2

I have a small python script that creates a graph of data pulled from MySQL. I'm trying to figure out a way to run the script in the background all time on a regular basis. I've tried a number of things:

  1. A Cron Job that runs the script
  2. A loop timer
  3. Using the & command to run the script in the background

These all have there pluses and minuses:

  1. The Cron Job running more then every half hour seems to eat up more resources then it's worth.
  2. The Loop timer put into the script doesn't actually put the script in the background it just keeps it running.
  3. The Linux & command backgrounds the process but unlike a real Linux service I can't restart/stop it without killing it.

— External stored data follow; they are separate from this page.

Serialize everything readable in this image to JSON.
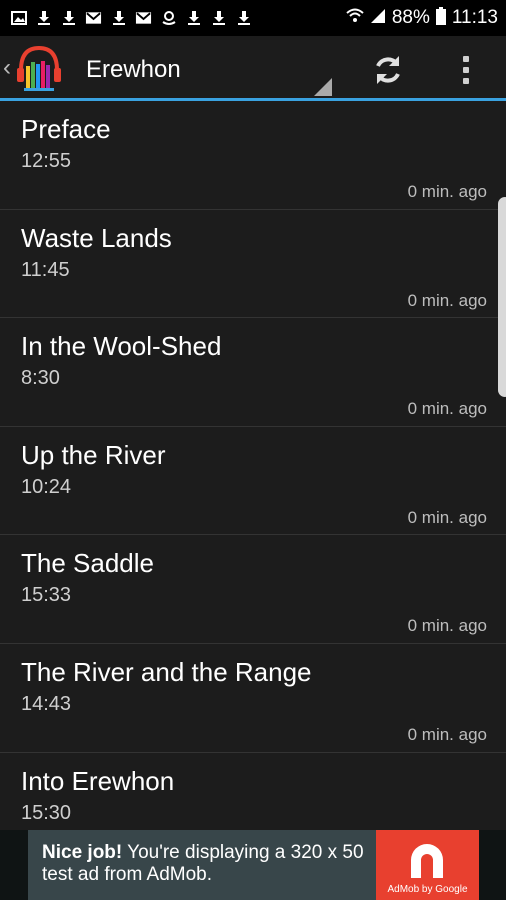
{
  "status_bar": {
    "battery": "88%",
    "time": "11:13",
    "icons": [
      "image-icon",
      "download-icon",
      "download-icon",
      "gmail-icon",
      "download-icon",
      "gmail-icon",
      "amazon-icon",
      "download-icon",
      "download-icon",
      "download-icon"
    ]
  },
  "action_bar": {
    "title": "Erewhon",
    "accent_color": "#3aa2e0"
  },
  "chapters": [
    {
      "title": "Preface",
      "duration": "12:55",
      "ago": "0 min. ago"
    },
    {
      "title": "Waste Lands",
      "duration": "11:45",
      "ago": "0 min. ago"
    },
    {
      "title": "In the Wool-Shed",
      "duration": "8:30",
      "ago": "0 min. ago"
    },
    {
      "title": "Up the River",
      "duration": "10:24",
      "ago": "0 min. ago"
    },
    {
      "title": "The Saddle",
      "duration": "15:33",
      "ago": "0 min. ago"
    },
    {
      "title": "The River and the Range",
      "duration": "14:43",
      "ago": "0 min. ago"
    },
    {
      "title": "Into Erewhon",
      "duration": "15:30",
      "ago": ""
    }
  ],
  "ad": {
    "bold": "Nice job!",
    "text": " You're displaying a 320 x 50 test ad from AdMob.",
    "brand": "AdMob by Google"
  }
}
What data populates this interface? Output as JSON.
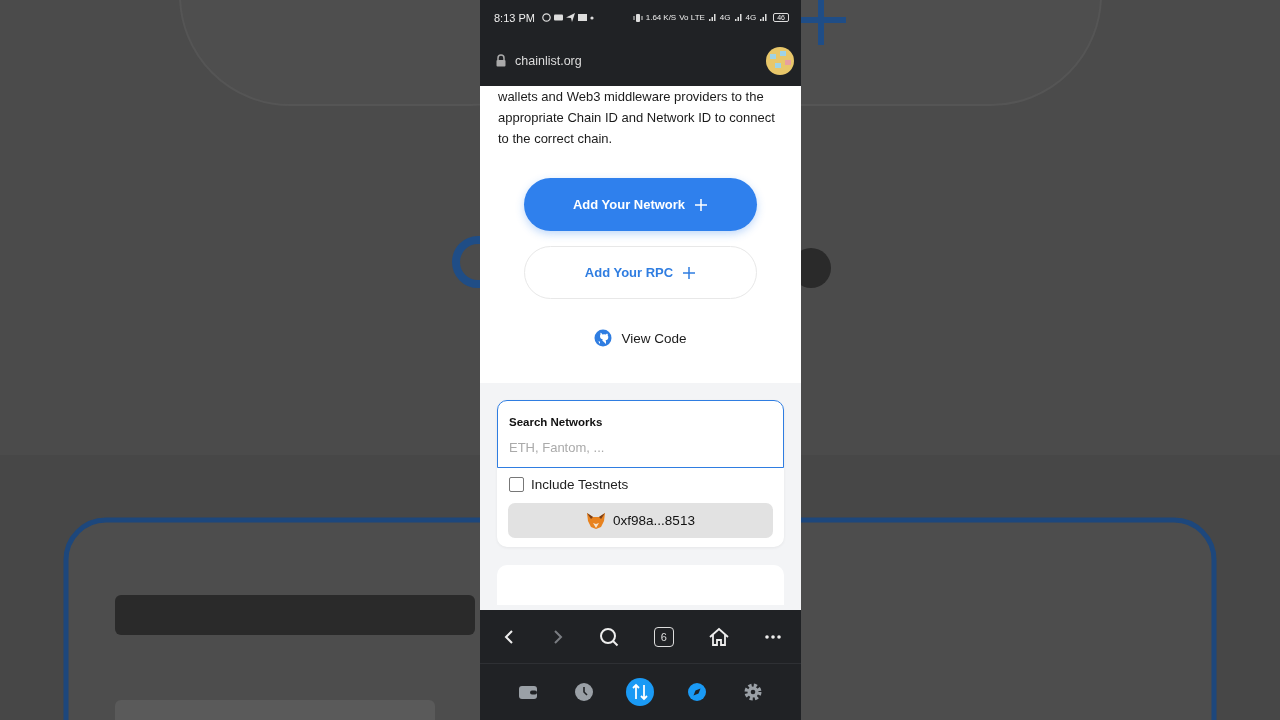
{
  "status_bar": {
    "time": "8:13 PM",
    "speed": [
      "1.64",
      "K/S"
    ],
    "network": [
      "Vo LTE",
      "4G",
      "4G"
    ],
    "battery": "46"
  },
  "address_bar": {
    "url": "chainlist.org"
  },
  "page": {
    "intro": "wallets and Web3 middleware providers to the appropriate Chain ID and Network ID to connect to the correct chain.",
    "buttons": [
      {
        "label": "Add Your Network",
        "kind": "primary"
      },
      {
        "label": "Add Your RPC",
        "kind": "outline"
      }
    ],
    "view_code": "View Code"
  },
  "search": {
    "label": "Search Networks",
    "placeholder": "ETH, Fantom, ..."
  },
  "testnets": {
    "label": "Include Testnets",
    "checked": false
  },
  "wallet": {
    "address": "0xf98a...8513"
  },
  "browser_toolbar": {
    "tabs_count": "6",
    "forward_disabled": true
  },
  "bottom_nav": [
    {
      "kind": "wallet",
      "selected": false
    },
    {
      "kind": "history",
      "selected": false
    },
    {
      "kind": "swap",
      "selected": true
    },
    {
      "kind": "explore",
      "selected": false
    },
    {
      "kind": "settings",
      "selected": false
    }
  ]
}
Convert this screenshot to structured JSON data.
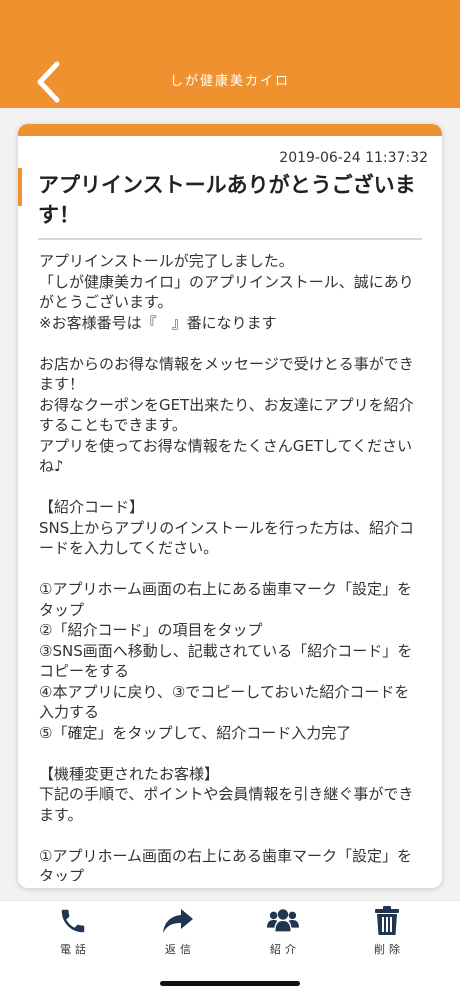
{
  "header": {
    "title": "しが健康美カイロ"
  },
  "message": {
    "timestamp": "2019-06-24 11:37:32",
    "title": "アプリインストールありがとうございます！",
    "body_lines": [
      "アプリインストールが完了しました。",
      "「しが健康美カイロ」のアプリインストール、誠にありがとうございます。",
      "※お客様番号は『　』番になります",
      "",
      "お店からのお得な情報をメッセージで受けとる事ができます！",
      "お得なクーポンをGET出来たり、お友達にアプリを紹介することもできます。",
      "アプリを使ってお得な情報をたくさんGETしてくださいね♪",
      "",
      "【紹介コード】",
      "SNS上からアプリのインストールを行った方は、紹介コードを入力してください。",
      "",
      "①アプリホーム画面の右上にある歯車マーク「設定」をタップ",
      "②「紹介コード」の項目をタップ",
      "③SNS画面へ移動し、記載されている「紹介コード」をコピーをする",
      "④本アプリに戻り、③でコピーしておいた紹介コードを入力する",
      "⑤「確定」をタップして、紹介コード入力完了",
      "",
      "【機種変更されたお客様】",
      "下記の手順で、ポイントや会員情報を引き継ぐ事ができます。",
      "",
      "①アプリホーム画面の右上にある歯車マーク「設定」をタップ"
    ]
  },
  "toolbar": {
    "phone": {
      "label": "電話",
      "icon": "phone-icon"
    },
    "reply": {
      "label": "返信",
      "icon": "reply-arrow-icon"
    },
    "introduce": {
      "label": "紹介",
      "icon": "users-icon"
    },
    "delete": {
      "label": "削除",
      "icon": "trash-icon"
    }
  },
  "colors": {
    "accent": "#f0912f",
    "text": "#333333",
    "background": "#f2f2f2"
  }
}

Can someone point me to a way to get the best out of all of these methods?

Brigand
  • 84,529
  • 20
  • 165
  • 173
user1441079
  • 33
  • 1
  • 8
  • 1
    #1 doesn't make any sense. What resources? Running from cron doesn't magically make your app consume more resources than usual. – Cat Plus Plus Jun 07 '12 at 00:59
  • I need to run the script every minute and cron seems to spike when it runs, and those spikes every minute or so seem to be slowing things down. Also cron never leaves the task list after the script runs so each time it does run it uses more and more memory. – user1441079 Jun 07 '12 at 01:05
  • Not to be insulting, but you're probably doing it wrong or interpreting some data wrong-- can you please post the specifics of what you are doing and seeing (cron line, ps output that makes you think it's spiking etc etc)? Cron has been around for a long time and is pretty stable, it seems unlikely cron *itself* is causing issues. And cron is *supposed* to always remain running btw -- that is how it can start jobs at arbitrary times. – Domingo Ignacio Jun 07 '12 at 01:11

2 Answers2

11

Why don't you try to make your script into a proper daemon. This link is a good place to start.

import os
import subprocess
import time
from daemon import runner

class App():
    def __init__(self):
        self.stdin_path = '/dev/null'
        self.stdout_path = '/dev/tty'
        self.stderr_path = '/dev/tty'
        self.pidfile_path =  '/tmp/your-pid-name.pid'
        self.pidfile_timeout = 5
    def run(self):

        try:
            while True:

                ### PUT YOUR SCRIPT HERE ###

                time.sleep(300)

        except Exception, e:
            raise

app = App()
daemon_runner = runner.DaemonRunner(app)
daemon_runner.do_action()

You can start/stop/restart this script just like any other linux service.

Community
  • 1
  • 1
secumind
  • 1,141
  • 1
  • 17
  • 38
3

The cron job is probably a good approach in general, as the shell approach requires manual intervention to start it.

A couple of suggestions:

You could use a lock file to ensure that the cron job only ever starts one instance of the python script - often problems occur when using cron for larger jobs because it starts a second instance before the first instance has actually finished. You can do this simply by checking whether the lock file exists, then, if it does not, 'touch'ing the file at the beginning of the script and 'rm'ing it as your last action at the end of the script. If the lock file exists -- simply exit the script, as there is already one instance running. (Of course, if the script dies you will have to delete the lock file before running the script again).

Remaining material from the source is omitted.